The college again expanded in 1995 with the construction of a primary school building along with full provisions for grade 5 and 6 students.

In 2017, work on the Braemar College Woodend Campus began. The College has timelines in place that will see the Middle School being located at the second campus for the commencement of term 2 of 2018, but because of delays, the Middle School is now been transferred to the second campus at the beginning of the 3rd term. In 2021, the third building on the Woodend campus has been completed.

Braemar College participates in many activities with other schools in the region such as cross country, athletics, swimming, chess, debating and orienteering.

==References in media==
Clyde School became well known for its depiction in the Joan Lindsay novel Picnic at Hanging Rock (1967). This novel was concerned with an ill-fated excursion to nearby Hanging Rock by girls from the local boarding school.

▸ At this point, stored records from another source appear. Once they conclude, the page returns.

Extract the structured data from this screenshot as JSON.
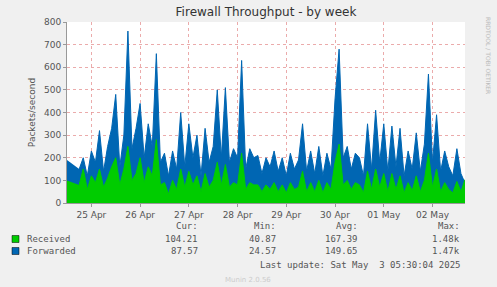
{
  "chart_data": {
    "type": "area",
    "title": "Firewall Throughput - by week",
    "y_label": "Packets/second",
    "categories": [
      null,
      null,
      null,
      null,
      null,
      null,
      "25 Apr",
      null,
      null,
      null,
      null,
      null,
      null,
      null,
      null,
      null,
      null,
      null,
      "26 Apr",
      null,
      null,
      null,
      null,
      null,
      null,
      null,
      null,
      null,
      null,
      null,
      "27 Apr",
      null,
      null,
      null,
      null,
      null,
      null,
      null,
      null,
      null,
      null,
      null,
      "28 Apr",
      null,
      null,
      null,
      null,
      null,
      null,
      null,
      null,
      null,
      null,
      null,
      "29 Apr",
      null,
      null,
      null,
      null,
      null,
      null,
      null,
      null,
      null,
      null,
      null,
      "30 Apr",
      null,
      null,
      null,
      null,
      null,
      null,
      null,
      null,
      null,
      null,
      null,
      "01 May",
      null,
      null,
      null,
      null,
      null,
      null,
      null,
      null,
      null,
      null,
      null,
      "02 May",
      null,
      null,
      null,
      null,
      null,
      null,
      null,
      null
    ],
    "series": [
      {
        "name": "Forwarded",
        "color": "#0066b3",
        "values": [
          190,
          null,
          null,
          150,
          200,
          120,
          230,
          180,
          320,
          140,
          250,
          330,
          480,
          160,
          300,
          760,
          240,
          330,
          440,
          200,
          350,
          250,
          660,
          180,
          220,
          120,
          230,
          150,
          400,
          160,
          350,
          200,
          300,
          120,
          330,
          180,
          250,
          500,
          200,
          510,
          180,
          240,
          200,
          630,
          150,
          240,
          200,
          210,
          130,
          200,
          160,
          230,
          140,
          200,
          120,
          220,
          150,
          190,
          350,
          140,
          230,
          130,
          250,
          120,
          220,
          150,
          460,
          680,
          200,
          250,
          150,
          220,
          200,
          120,
          350,
          150,
          410,
          180,
          350,
          140,
          340,
          160,
          330,
          120,
          230,
          150,
          310,
          140,
          260,
          570,
          180,
          390,
          140,
          230,
          160,
          120,
          240,
          130,
          88
        ],
        "stats": [
          87.57,
          24.57,
          149.65,
          {
            "value": 1470,
            "label": "1.47k"
          }
        ]
      },
      {
        "name": "Received",
        "color": "#00cc00",
        "values": [
          100,
          null,
          null,
          80,
          150,
          60,
          120,
          90,
          150,
          70,
          110,
          160,
          200,
          80,
          150,
          250,
          100,
          130,
          200,
          90,
          160,
          120,
          280,
          80,
          90,
          40,
          100,
          60,
          150,
          70,
          140,
          80,
          120,
          50,
          130,
          70,
          100,
          180,
          80,
          170,
          70,
          90,
          80,
          220,
          60,
          90,
          80,
          80,
          50,
          80,
          60,
          90,
          50,
          80,
          45,
          90,
          60,
          70,
          140,
          50,
          90,
          50,
          100,
          45,
          90,
          60,
          180,
          260,
          80,
          100,
          60,
          90,
          80,
          45,
          140,
          60,
          150,
          70,
          130,
          50,
          130,
          60,
          120,
          45,
          90,
          55,
          120,
          50,
          100,
          220,
          70,
          150,
          50,
          90,
          60,
          45,
          95,
          50,
          104
        ],
        "stats": [
          104.21,
          40.87,
          167.39,
          {
            "value": 1480,
            "label": "1.48k"
          }
        ]
      }
    ],
    "stats_headers": [
      "Cur:",
      "Min:",
      "Avg:",
      "Max:"
    ],
    "annotations": [
      "Last update: Sat May  3 05:30:04 2025",
      "Munin 2.0.56",
      "RRDTOOL / TOBI OETIKER"
    ],
    "ylim": [
      0,
      800
    ],
    "yticks": [
      0,
      100,
      200,
      300,
      400,
      500,
      600,
      700,
      800
    ],
    "grid": true
  }
}
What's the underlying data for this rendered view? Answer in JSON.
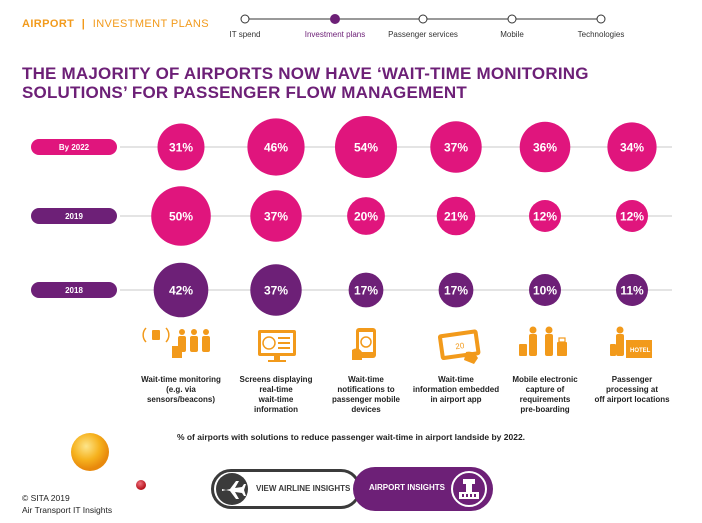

In 1975 the novel was made into a film directed by Peter Weir which became very successful both in Australia and overseas. At the time of release, the association with Clyde School was noted in the press. The film's producers chose Martindale Hall, in South Australia (with school buildings more typical of a 19th-century English public school than the former alpine chalet styled guesthouse) to stand for the story's fictional school, Appleyard College.

In 1987, the final chapter or sequel to Picnic at Hanging Rock titled The Secret of Hanging Rock, was launched at a media event at Braemar College.

In 1987, The Australian 60 Minutes program televised a debate at the school on the abortion issue featuring students and community figures on either side of the debate (including notorious anti-abortion campaigner Margaret Tighe).